Every so often something so exciting occurs in the computing industry, and more specifically in software development, and in this case in the Ruby language ecosystem, that it deserves writing about and sharing!

It’s multi-core age today. Concurrency is very important. With Ractor, along with Async Fiber, Ruby will be a real concurrent language. — Matz

Don’t know who Matz is? Read about him here.

Before we dig in to these two new concurrency models of programming in the Ruby languange, let’s talk about about modern computing…

Disclaimer: this is a very brief analysis, and it was mostly drawn up in an afternoon while searching for information (history) online. I expect there to be some inaccuracies. For a more in-depth and more accurate history, do your own research.

The 2000s - The hardware

Since about 2006, CPUs has been gaining an ability to run multiple processes (via cores) in parallel. Across all those cores, via the software layer, CPUs have also been able to run multiple threaded processes across all cores. It is important to understand the difference between cores vs threads, so go read more about it before you continue. It essentially boils down to cores are the actual hardware processing units which literally perform parallelism/concurrency by running software processes (programs) at the same time on each available core, whereas threads are virtual (software level) processing units that run your program across whatever core is available at any one moment.
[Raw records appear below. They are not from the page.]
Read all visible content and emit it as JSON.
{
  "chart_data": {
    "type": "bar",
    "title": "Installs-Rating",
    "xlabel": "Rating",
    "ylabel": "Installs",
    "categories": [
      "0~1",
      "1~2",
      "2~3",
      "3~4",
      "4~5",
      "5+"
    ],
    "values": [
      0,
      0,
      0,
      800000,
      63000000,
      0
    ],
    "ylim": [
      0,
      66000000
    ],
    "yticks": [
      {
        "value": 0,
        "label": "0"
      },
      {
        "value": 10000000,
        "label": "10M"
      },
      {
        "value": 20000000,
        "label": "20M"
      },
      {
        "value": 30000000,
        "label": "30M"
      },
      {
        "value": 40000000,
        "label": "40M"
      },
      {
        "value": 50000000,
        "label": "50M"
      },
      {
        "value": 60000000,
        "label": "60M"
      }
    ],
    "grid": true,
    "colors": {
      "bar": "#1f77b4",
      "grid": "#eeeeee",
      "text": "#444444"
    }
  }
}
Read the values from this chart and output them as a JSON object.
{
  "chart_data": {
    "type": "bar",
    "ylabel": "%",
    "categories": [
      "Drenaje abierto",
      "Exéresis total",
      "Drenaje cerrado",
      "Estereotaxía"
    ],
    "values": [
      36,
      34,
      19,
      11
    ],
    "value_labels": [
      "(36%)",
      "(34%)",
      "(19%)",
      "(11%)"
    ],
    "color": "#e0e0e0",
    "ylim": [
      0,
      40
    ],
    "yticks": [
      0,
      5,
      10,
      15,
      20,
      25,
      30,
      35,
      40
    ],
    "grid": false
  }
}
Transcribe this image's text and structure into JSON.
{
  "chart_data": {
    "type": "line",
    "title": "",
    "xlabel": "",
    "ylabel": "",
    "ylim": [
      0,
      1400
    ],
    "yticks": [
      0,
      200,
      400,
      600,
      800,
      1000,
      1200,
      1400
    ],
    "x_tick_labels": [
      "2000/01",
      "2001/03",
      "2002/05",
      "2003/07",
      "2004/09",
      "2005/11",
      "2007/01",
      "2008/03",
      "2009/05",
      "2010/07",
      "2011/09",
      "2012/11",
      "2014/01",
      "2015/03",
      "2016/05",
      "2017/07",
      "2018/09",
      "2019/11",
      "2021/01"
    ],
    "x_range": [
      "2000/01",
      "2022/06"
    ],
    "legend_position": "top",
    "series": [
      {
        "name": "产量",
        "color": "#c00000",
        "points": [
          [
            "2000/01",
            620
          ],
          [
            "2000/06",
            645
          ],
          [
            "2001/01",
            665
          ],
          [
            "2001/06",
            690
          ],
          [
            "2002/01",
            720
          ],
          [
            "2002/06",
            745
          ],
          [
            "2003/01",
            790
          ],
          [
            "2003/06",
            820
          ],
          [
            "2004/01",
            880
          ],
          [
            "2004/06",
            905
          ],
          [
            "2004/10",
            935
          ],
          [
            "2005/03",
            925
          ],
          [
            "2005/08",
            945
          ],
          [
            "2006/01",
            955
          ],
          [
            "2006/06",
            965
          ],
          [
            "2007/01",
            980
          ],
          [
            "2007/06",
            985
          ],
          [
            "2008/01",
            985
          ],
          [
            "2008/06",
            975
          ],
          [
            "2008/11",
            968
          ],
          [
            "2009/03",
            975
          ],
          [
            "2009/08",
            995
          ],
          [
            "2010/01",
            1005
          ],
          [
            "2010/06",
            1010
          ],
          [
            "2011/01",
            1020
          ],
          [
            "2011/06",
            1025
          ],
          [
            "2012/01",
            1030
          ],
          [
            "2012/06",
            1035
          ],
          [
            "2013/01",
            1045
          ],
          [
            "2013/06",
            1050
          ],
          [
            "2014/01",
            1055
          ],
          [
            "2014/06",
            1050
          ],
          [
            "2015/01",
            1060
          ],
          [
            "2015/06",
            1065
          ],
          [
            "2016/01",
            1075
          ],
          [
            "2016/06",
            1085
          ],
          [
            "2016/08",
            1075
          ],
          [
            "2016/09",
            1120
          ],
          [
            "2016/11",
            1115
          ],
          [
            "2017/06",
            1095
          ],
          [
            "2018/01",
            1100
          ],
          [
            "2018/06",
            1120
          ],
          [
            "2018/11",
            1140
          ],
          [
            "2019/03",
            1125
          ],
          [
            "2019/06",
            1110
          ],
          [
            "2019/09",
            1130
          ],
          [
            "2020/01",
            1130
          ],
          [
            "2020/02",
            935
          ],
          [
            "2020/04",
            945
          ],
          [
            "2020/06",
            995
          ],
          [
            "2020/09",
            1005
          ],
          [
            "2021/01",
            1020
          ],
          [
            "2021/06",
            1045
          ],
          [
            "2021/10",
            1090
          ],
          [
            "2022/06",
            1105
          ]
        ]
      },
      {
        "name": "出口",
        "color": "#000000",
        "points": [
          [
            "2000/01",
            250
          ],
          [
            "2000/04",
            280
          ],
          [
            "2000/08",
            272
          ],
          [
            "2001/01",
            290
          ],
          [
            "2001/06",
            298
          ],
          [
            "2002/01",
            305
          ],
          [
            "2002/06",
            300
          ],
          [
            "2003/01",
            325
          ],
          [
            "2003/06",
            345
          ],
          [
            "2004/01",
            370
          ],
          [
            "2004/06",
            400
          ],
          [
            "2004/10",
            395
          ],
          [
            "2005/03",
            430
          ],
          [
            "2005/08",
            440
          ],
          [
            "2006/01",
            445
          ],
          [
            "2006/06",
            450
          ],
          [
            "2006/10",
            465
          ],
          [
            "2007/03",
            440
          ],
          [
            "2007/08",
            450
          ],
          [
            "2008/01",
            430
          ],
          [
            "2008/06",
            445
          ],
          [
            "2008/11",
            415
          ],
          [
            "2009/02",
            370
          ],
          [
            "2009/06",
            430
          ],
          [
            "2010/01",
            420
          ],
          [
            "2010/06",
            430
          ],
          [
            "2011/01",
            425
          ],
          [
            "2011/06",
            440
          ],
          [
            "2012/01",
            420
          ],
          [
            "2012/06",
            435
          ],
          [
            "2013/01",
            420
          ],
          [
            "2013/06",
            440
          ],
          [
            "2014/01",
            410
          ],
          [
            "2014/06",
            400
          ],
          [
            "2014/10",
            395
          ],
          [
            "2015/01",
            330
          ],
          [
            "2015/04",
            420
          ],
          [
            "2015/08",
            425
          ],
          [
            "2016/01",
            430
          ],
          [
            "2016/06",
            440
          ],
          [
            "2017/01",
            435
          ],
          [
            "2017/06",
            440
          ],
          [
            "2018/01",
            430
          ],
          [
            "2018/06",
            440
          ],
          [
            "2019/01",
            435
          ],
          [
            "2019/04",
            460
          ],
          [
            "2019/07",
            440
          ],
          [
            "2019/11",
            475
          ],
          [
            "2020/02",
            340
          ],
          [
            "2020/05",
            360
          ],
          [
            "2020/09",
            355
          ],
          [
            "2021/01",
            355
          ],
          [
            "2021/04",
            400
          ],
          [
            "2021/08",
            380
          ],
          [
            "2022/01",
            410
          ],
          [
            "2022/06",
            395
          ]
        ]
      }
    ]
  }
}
If you’ve been following the personal computing world lately, you very well know about the relatively new Apple M1+ CPUs and how well they excell at running multiple tasks concurrently. While this is true for a number of reasons, one prominent reason is the many cores of this CPU (up to 10 at the time of this writing). The future of hardware, as it’s been for a long time in the works now (remember since 2006), is the use of many cores to achieve computational prowress. Soon enough we’ll have personal computers where the CPU contains 20 computational cores, 50 cores, 150 cores, and on and on. As a result, we need to make better use of these cores, otherwise they are just sitting there and all that computational prowress is for nothing (well, maybe for show haha).

The 2010s - The software

Naturally, software follows hardware. Up until recent time, with most programming languages you could only achive concurrent execution of a program at the software layer, via use of constructs like threads (much like the native multi-thread ability of the CPU). While these constructs made you use the CPU more effectively and effeciently, the whole time you were still running on only one core of the CPU (and in theory, the rest of the cores are sitting idle) Which is to say, the most common of programming languages did not or were not able to give the software developer the ability to write a program to make use of all the cores that a CPU contains at the same time. As an example of this, think of Java, the JVM, and the Thread feature.

In 2010 the first public version of Akka was released. It gained popularity and reached my perception of mass market from 2012 and on, see here as an indicator. In Akka, you find a implementation and introduction to the actor model of concurrency. The actor model of concurrency is a major shift in paradigm and technique to concurrency. This article does a great job at explaning the challenges of today’s common programming model, and how Akka and the actor system of concurrency became a better solution to take advantage of the modern day CPU (with it’s many cores!). The actor model of concurrency has gained so much validation and popularity, that other common programming languages are starting to pick it up, see this blog entry on Swift and in the next section we will go over Ruby’s take on concurrency.

The 2020s - The Ruby way to concurrent program

With the introduction of Ruby 3.0 in December of 2020, two new, much more modern (when compared to the Thread abstraction) ways to program concurrency were introduced: Fiber and Ractor. I’ve already covered these two new concurrency abstractions in previous blog posts, here and here, so I won’t be covering them in detail here. Needless to say, Ruby has joined modern computer languages in support of better ways to write computer programs with concurrency. I look forward to all of the practical ways we’ll be able to add concurrency to our software, and the perfomance gains of doing so.

In Summary

I am really excited about the future…

  • Today’s hardware is starting to include tens of computing cores inside of the CPU, Apple’s M based CPUs is rejuvinating performance in the consumer PC world, and Intel while playing catch up and staying competitive with the 12th generation Core processors is doing the same on the Windows side of the market, particularly with Thread Director support in Windows 11.
  • Today’s programming languages (and tools, think of all the Akka libraries and modules), are bringing software developers the right paradigm, techniques, and features to finally use up all of what today’s CPUs have in concurrent/parallel power. This, naturally, means that software developers will produce software that will be much more capable and faster (at least I have 😎).
  • The Ruby language continues to stay relevant by introducing a developer happiness focused implementation of new standards and conventions in the software development industry. To along with that, the Ruby ecosystem also continues to stay relevant in it’s own by implemention of modern conventions and standars; a perfect example of this is Ruby on Rails with HTML-over-Websockets, read all about it here and here.